Sometime after leaving Cliff Avenue I found Brentwood Park Alliance Church (BPAC). It was a big change from the United Church. The sermons were stronger and started to make a difference in my life. The Bible also spoke to me in a greater way than it had before. As a result, my walk with God took on a deeper dimension.  I adopted BPAC as my new church family.

The pastor’s sister invited me to her ladies’ Bible study. I jumped at the chance. The Bible study group at my previous church had always been an important part of my spiritual life and I longed to continue that kind of fellowship at my new church. I valued those mornings with the BPAC group and how they brought home what our life with Jesus could be. Gathering with the others under motherly leadership, the meetings became like home to me.

One lesson I’ll never forget was the pastor’s teaching to live for something greater than ourselves. Today, years later, the message lives on in my heart. Under his mentorship I grew in many ways. I learned how to be a better follower of Christ. I learned obedience. For years the child in me learned, as at her father’s knees. I learned well, though eventually I grew up, bringing a wisdom of my own to my life and ministry.

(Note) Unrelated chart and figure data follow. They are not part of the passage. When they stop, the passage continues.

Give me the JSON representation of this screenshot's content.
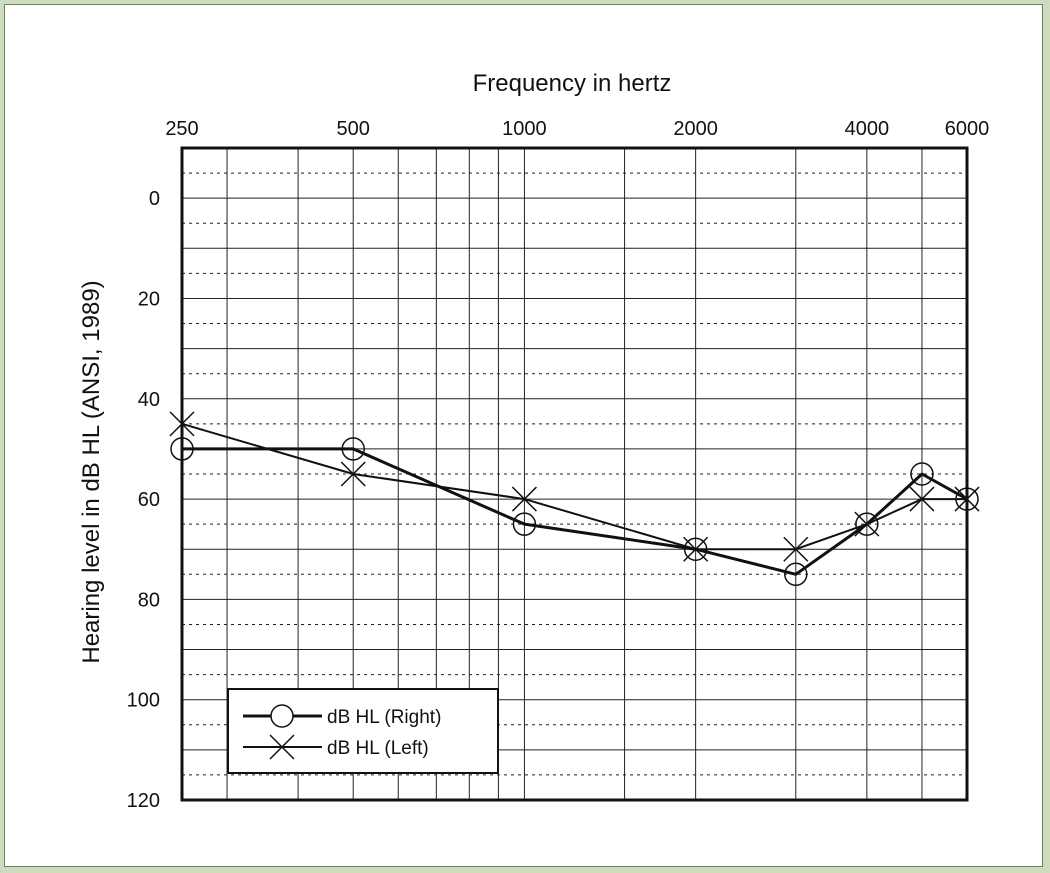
{
  "chart_data": {
    "type": "line",
    "title": "",
    "xlabel": "Frequency in hertz",
    "ylabel": "Hearing level in dB HL (ANSI, 1989)",
    "x_scale": "log",
    "x_tick_labels": [
      "250",
      "500",
      "1000",
      "2000",
      "4000",
      "6000"
    ],
    "x_tick_values": [
      250,
      500,
      1000,
      2000,
      4000,
      6000
    ],
    "ylim": [
      -10,
      120
    ],
    "y_inverted": true,
    "y_ticks": [
      0,
      20,
      40,
      60,
      80,
      100,
      120
    ],
    "x": [
      250,
      500,
      1000,
      2000,
      3000,
      4000,
      5000,
      6000
    ],
    "series": [
      {
        "name": "dB HL (Right)",
        "marker": "circle",
        "values": [
          50,
          50,
          65,
          70,
          75,
          65,
          55,
          60
        ]
      },
      {
        "name": "dB HL (Left)",
        "marker": "x",
        "values": [
          45,
          55,
          60,
          70,
          70,
          65,
          60,
          60
        ]
      }
    ],
    "grid": true,
    "legend": "bottom-left"
  },
  "colors": {
    "background": "#cddcbd",
    "panel": "#ffffff",
    "ink": "#111111"
  }
}
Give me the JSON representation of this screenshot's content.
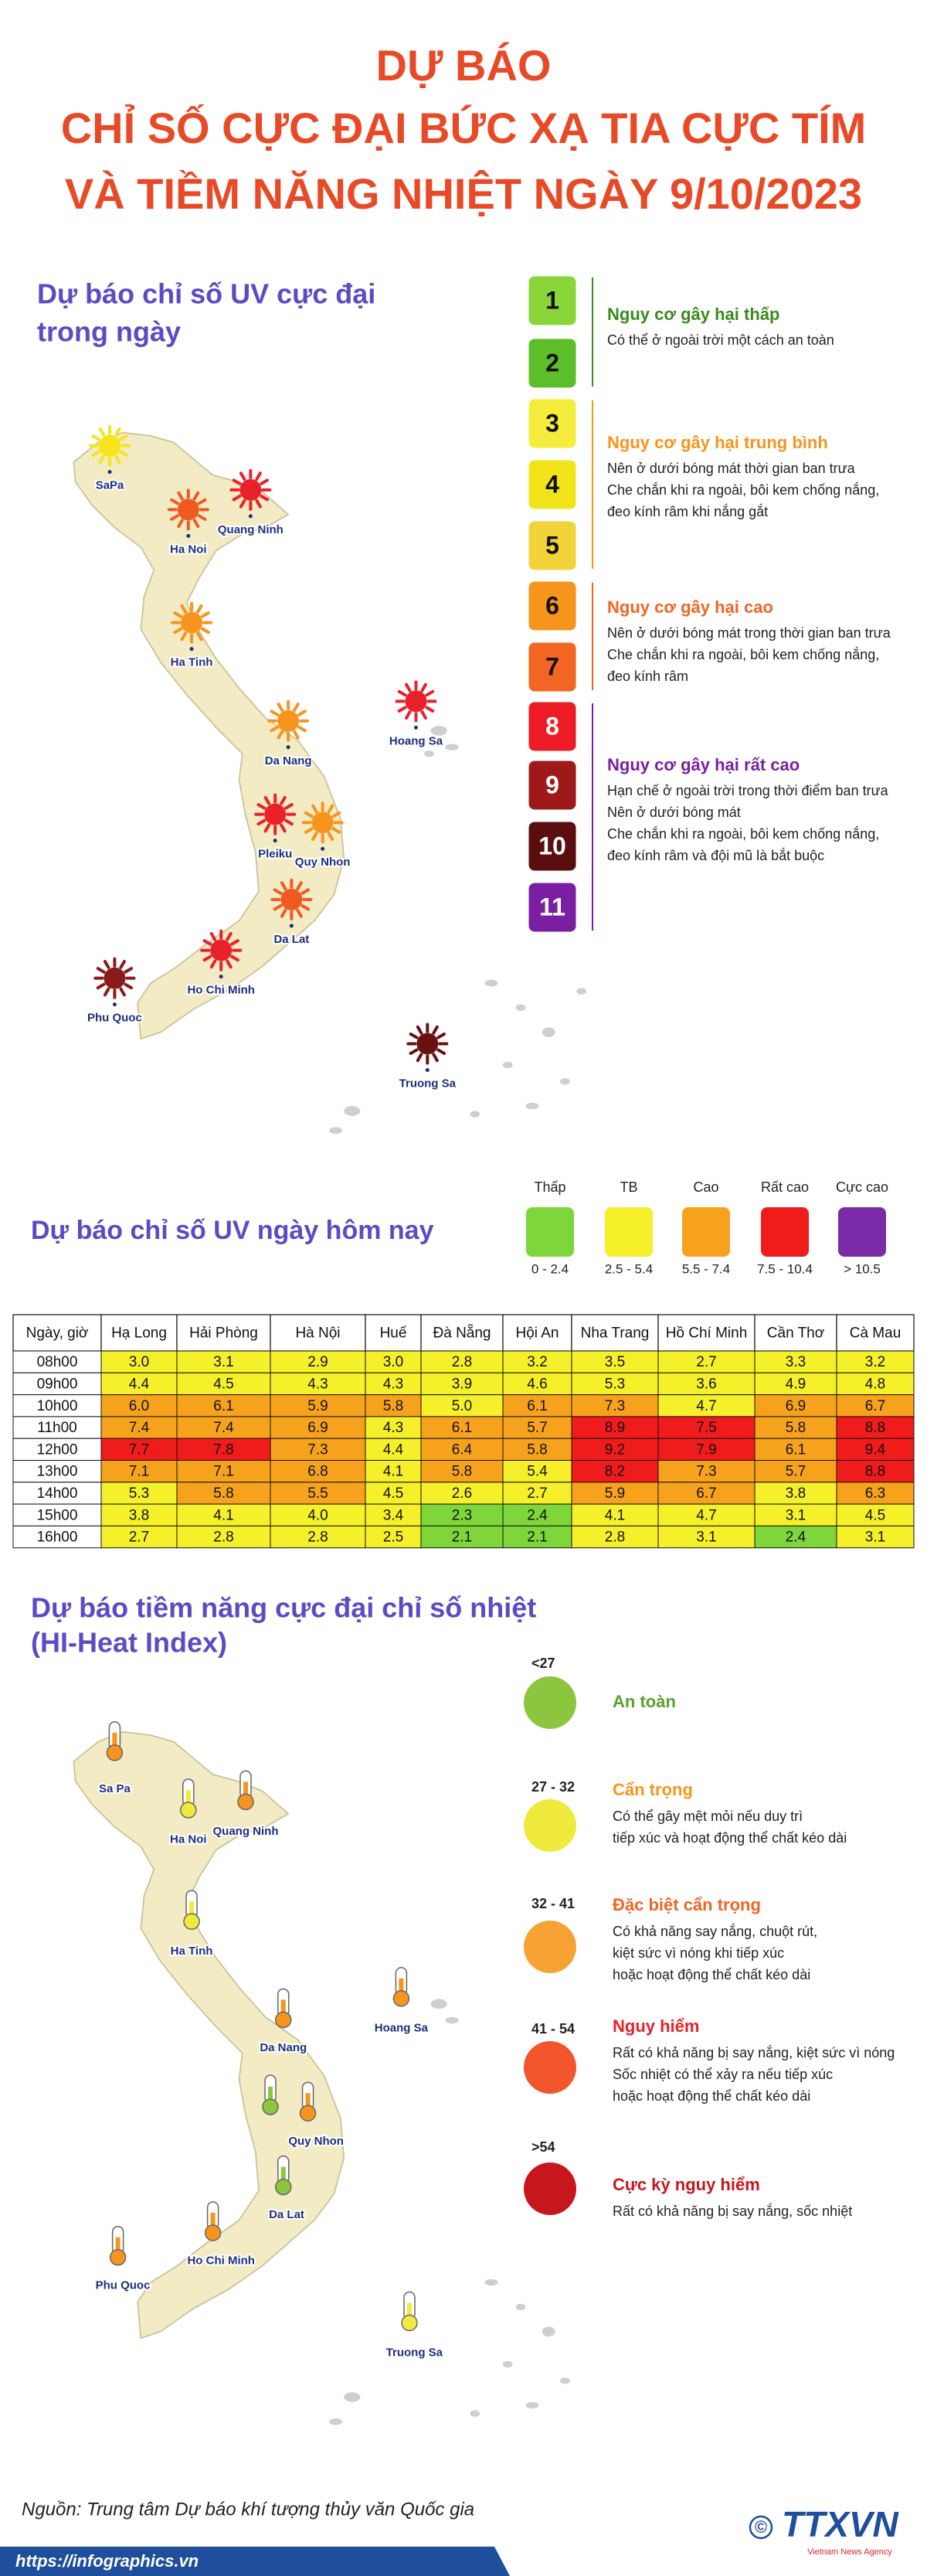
{
  "header": {
    "title_lines": [
      "DỰ BÁO",
      "CHỈ SỐ CỰC ĐẠI BỨC XẠ TIA CỰC TÍM",
      "VÀ TIỀM NĂNG NHIỆT NGÀY 9/10/2023"
    ]
  },
  "uv_max": {
    "heading_lines": [
      "Dự báo chỉ số UV cực đại",
      "trong ngày"
    ],
    "levels": [
      {
        "label": 1,
        "color": "#8ad63a"
      },
      {
        "label": 2,
        "color": "#5cbf2a"
      },
      {
        "label": 3,
        "color": "#f5ed3b"
      },
      {
        "label": 4,
        "color": "#f2e41b"
      },
      {
        "label": 5,
        "color": "#f3d33a"
      },
      {
        "label": 6,
        "color": "#f7941d"
      },
      {
        "label": 7,
        "color": "#f26522"
      },
      {
        "label": 8,
        "color": "#ed1c24"
      },
      {
        "label": 9,
        "color": "#9e1a1a"
      },
      {
        "label": 10,
        "color": "#5a0e0e"
      },
      {
        "label": 11,
        "color": "#7a1fa2"
      }
    ],
    "groups": [
      {
        "title": "Nguy cơ gây hại thấp",
        "color": "#3a8a1e",
        "lines": [
          "Có thể ở ngoài trời một cách an toàn"
        ]
      },
      {
        "title": "Nguy cơ gây hại trung bình",
        "color": "#f7941d",
        "lines": [
          "Nên ở dưới bóng mát thời gian ban trưa",
          "Che chắn khi ra ngoài, bôi kem chống nắng,",
          "đeo kính râm khi nắng gắt"
        ]
      },
      {
        "title": "Nguy cơ gây hại cao",
        "color": "#f26522",
        "lines": [
          "Nên ở dưới bóng mát trong thời gian ban trưa",
          "Che chắn khi ra ngoài, bôi kem chống nắng,",
          "đeo kính râm"
        ]
      },
      {
        "title": "Nguy cơ gây hại rất cao",
        "color": "#7a1fa2",
        "lines": [
          "Hạn chế ở ngoài trời trong thời điểm ban trưa",
          "Nên ở dưới bóng mát",
          "Che chắn khi ra ngoài, bôi kem chống nắng,",
          "đeo kính râm và đội mũ là bắt buộc"
        ]
      }
    ],
    "map": {
      "cities": [
        {
          "name": "SaPa",
          "color": "#f6e51c"
        },
        {
          "name": "Ha Noi",
          "color": "#f05a22"
        },
        {
          "name": "Quang Ninh",
          "color": "#e8212b"
        },
        {
          "name": "Ha Tinh",
          "color": "#f7941d"
        },
        {
          "name": "Hoang Sa",
          "color": "#e8212b"
        },
        {
          "name": "Da Nang",
          "color": "#f7941d"
        },
        {
          "name": "Pleiku",
          "color": "#e8212b"
        },
        {
          "name": "Quy Nhon",
          "color": "#f7941d"
        },
        {
          "name": "Da Lat",
          "color": "#f05a22"
        },
        {
          "name": "Ho Chi Minh",
          "color": "#e8212b"
        },
        {
          "name": "Phu Quoc",
          "color": "#8b1a1a"
        },
        {
          "name": "Truong Sa",
          "color": "#6b1010"
        }
      ]
    }
  },
  "uv_today": {
    "heading": "Dự báo chỉ số UV ngày hôm nay",
    "legend": [
      {
        "name": "Thấp",
        "range": "0 - 2.4",
        "color": "#7ed63a"
      },
      {
        "name": "TB",
        "range": "2.5 - 5.4",
        "color": "#f5f02a"
      },
      {
        "name": "Cao",
        "range": "5.5 - 7.4",
        "color": "#f7a21d"
      },
      {
        "name": "Rất cao",
        "range": "7.5 - 10.4",
        "color": "#f01c1c"
      },
      {
        "name": "Cực cao",
        "range": "> 10.5",
        "color": "#7b2aa8"
      }
    ],
    "table": {
      "header": [
        "Ngày, giờ",
        "Hạ Long",
        "Hải Phòng",
        "Hà Nội",
        "Huế",
        "Đà Nẵng",
        "Hội An",
        "Nha Trang",
        "Hồ Chí Minh",
        "Cần Thơ",
        "Cà Mau"
      ],
      "rows": [
        [
          "08h00",
          "3.0",
          "3.1",
          "2.9",
          "3.0",
          "2.8",
          "3.2",
          "3.5",
          "2.7",
          "3.3",
          "3.2"
        ],
        [
          "09h00",
          "4.4",
          "4.5",
          "4.3",
          "4.3",
          "3.9",
          "4.6",
          "5.3",
          "3.6",
          "4.9",
          "4.8"
        ],
        [
          "10h00",
          "6.0",
          "6.1",
          "5.9",
          "5.8",
          "5.0",
          "6.1",
          "7.3",
          "4.7",
          "6.9",
          "6.7"
        ],
        [
          "11h00",
          "7.4",
          "7.4",
          "6.9",
          "4.3",
          "6.1",
          "5.7",
          "8.9",
          "7.5",
          "5.8",
          "8.8"
        ],
        [
          "12h00",
          "7.7",
          "7.8",
          "7.3",
          "4.4",
          "6.4",
          "5.8",
          "9.2",
          "7.9",
          "6.1",
          "9.4"
        ],
        [
          "13h00",
          "7.1",
          "7.1",
          "6.8",
          "4.1",
          "5.8",
          "5.4",
          "8.2",
          "7.3",
          "5.7",
          "8.8"
        ],
        [
          "14h00",
          "5.3",
          "5.8",
          "5.5",
          "4.5",
          "2.6",
          "2.7",
          "5.9",
          "6.7",
          "3.8",
          "6.3"
        ],
        [
          "15h00",
          "3.8",
          "4.1",
          "4.0",
          "3.4",
          "2.3",
          "2.4",
          "4.1",
          "4.7",
          "3.1",
          "4.5"
        ],
        [
          "16h00",
          "2.7",
          "2.8",
          "2.8",
          "2.5",
          "2.1",
          "2.1",
          "2.8",
          "3.1",
          "2.4",
          "3.1"
        ]
      ]
    }
  },
  "heat_index": {
    "heading_lines": [
      "Dự báo tiềm năng cực đại chỉ số nhiệt",
      "(HI-Heat Index)"
    ],
    "levels": [
      {
        "range": "<27",
        "color": "#8cc63f",
        "title": "An toàn",
        "title_color": "#5aa02c"
      },
      {
        "range": "27 - 32",
        "color": "#f0ea3c",
        "title": "Cẩn trọng",
        "title_color": "#f7941d",
        "lines": [
          "Có thể gây mệt mỏi nếu duy trì",
          "tiếp xúc và hoạt động thể chất kéo dài"
        ]
      },
      {
        "range": "32 - 41",
        "color": "#f7a234",
        "title": "Đặc biệt cẩn trọng",
        "title_color": "#f26522",
        "lines": [
          "Có khả năng say nắng, chuột rút,",
          "kiệt sức vì nóng khi tiếp xúc",
          "hoặc hoạt động thể chất kéo dài"
        ]
      },
      {
        "range": "41 - 54",
        "color": "#f2552c",
        "title": "Nguy hiểm",
        "title_color": "#e8212b",
        "lines": [
          "Rất có khả năng bị say nắng, kiệt sức vì nóng",
          "Sốc nhiệt có thể xảy ra nếu tiếp xúc",
          "hoặc hoạt động thể chất kéo dài"
        ]
      },
      {
        "range": ">54",
        "color": "#c8161d",
        "title": "Cực kỳ nguy hiểm",
        "title_color": "#c8161d",
        "lines": [
          "Rất có khả năng bị say nắng, sốc nhiệt"
        ]
      }
    ],
    "map": {
      "cities": [
        {
          "name": "Sa Pa",
          "color": "#f7941d"
        },
        {
          "name": "Ha Noi",
          "color": "#f0ea3c"
        },
        {
          "name": "Quang Ninh",
          "color": "#f7941d"
        },
        {
          "name": "Ha Tinh",
          "color": "#f0ea3c"
        },
        {
          "name": "Hoang Sa",
          "color": "#f7941d"
        },
        {
          "name": "Da Nang",
          "color": "#f7941d"
        },
        {
          "name": "Quy Nhon",
          "color": "#f7941d"
        },
        {
          "name": "Da Lat",
          "color": "#8cc63f"
        },
        {
          "name": "Ho Chi Minh",
          "color": "#f7941d"
        },
        {
          "name": "Phu Quoc",
          "color": "#f7941d"
        },
        {
          "name": "Truong Sa",
          "color": "#f0ea3c"
        }
      ]
    }
  },
  "footer": {
    "source": "Nguồn: Trung tâm Dự báo khí tượng thủy văn Quốc gia",
    "url": "https://infographics.vn",
    "logo_mark": "©",
    "logo": "TTXVN",
    "logo_sub": "Vietnam News Agency"
  }
}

At BPAC, with the pastor’s support, I created the Living Room peer support ministry and ran a group in the church basement for nine years. Living Room spread to other churches and is now part of Sanctuary Mental Health Ministries. The work changed my life, as well as the lives of many others living with mental health issues. Those were happy years.

Living Room was happiness.
Helping others was happiness.
Studying God’s Word was happiness.
Writing to encourage others was happiness.

Later I was to go through some very stressful times, as a result developing BPD, an illness that was new to me. But throughout the suffering, I clung to God in the way I had learned and I did not stop writing my weekly devotionals.

As always happens when we suffer in Christ’s company, God made a different person out of me. Although BPD is difficult to live with, I came to see that it could be considered a gift, as bipolar had been for me in the past. I learned what it means to those who suffer like me and personal experience had shown me the great evils of the stigma the world has attached to it.

Today God has given me new work to do. I have joined with him to help understanding about BPD grow. Once more I’m living for something greater than myself. Amazing how that has strengthened me and improved my mental health! Pain and worries take a second seat to what’s most important – serving God. I’m reminded of how I felt when I founded Living Room. Those same feelings have come back. My life is as meaningful as it was back then.

A couple of years ago, I could see that the time had come to take the next leg of my journey. God helped me find New Life Community Church, a place where I now find happiness.